We were told the Floating Center was the bedrock of Our City, yet it couldn’t even stay in one place. I was told I’d get used to it, that the wobbling would become imperceptible after a time. But I was woozy and disoriented, and my condition was worsened by the inundation of holographic images covering every street corner, telling us the days news or retelling Our City’s celebrated history, or the brightly-lit white statues of Our City’s most famous Citizens, or the ruthless inertia of the other Citizens, as they struggled to reach their destinations.
My mind flashed to the night I was buried. At the time, it often did, so I disregarded it. But looking back now, I remembered how vivid those flashes had been. How I’d felt pressed down by a body much larger than mine and then occupied. I felt the sights, sounds, and thoughts of the Floating Center were being shoved into me the same way.
I’d left early in the day, before I’d planned. I’d returned several more times — after I began Sharing — and found it easier and easier to process.

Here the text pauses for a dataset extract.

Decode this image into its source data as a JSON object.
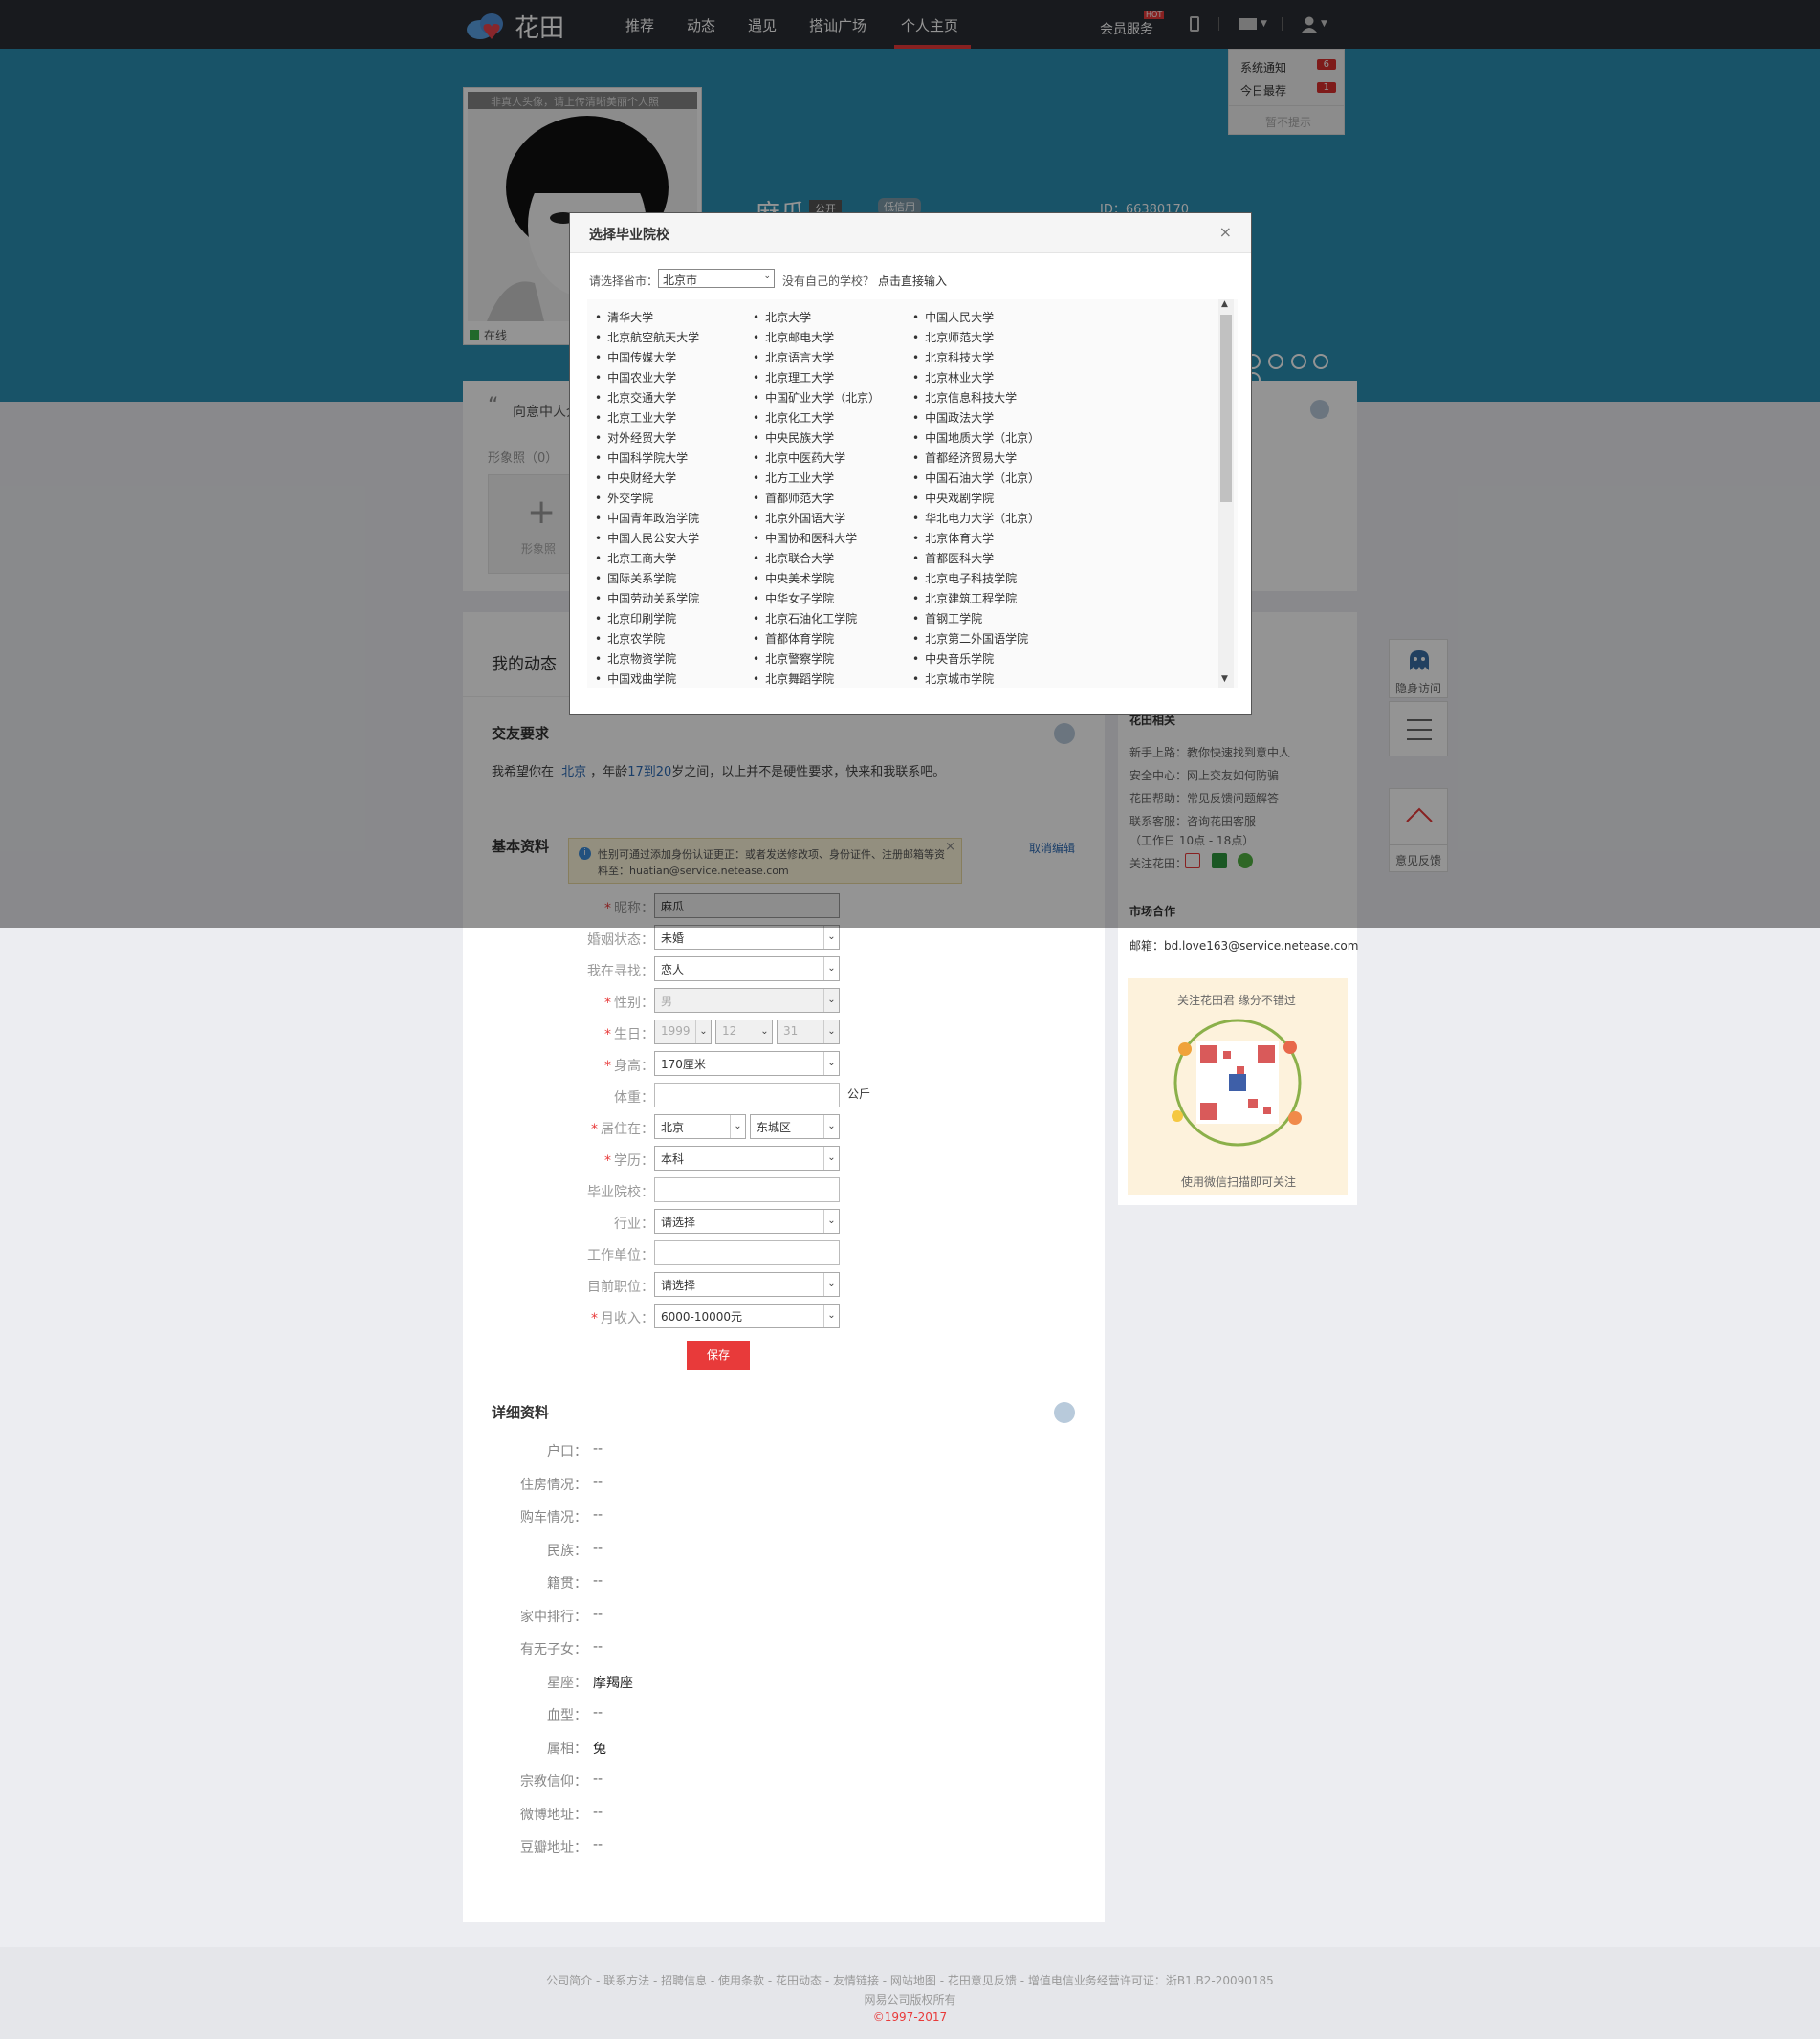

I felt more integrated. But I chose to stay in the Outer Districts. I could never stomach the thought of living in the Floating Center.
I thought they gave me a middle ground, even if it still meant I had to see Takers from time to time. Both the Floating Center and the Takers’ Culture seemed extreme. And when Frederick and other Citizens had begun patronizing my establishment, I thought I’d succeeded. I was a productive Citizen, but I did not have to subject myself to the Floating Center. I was productive, but still free. Unburied.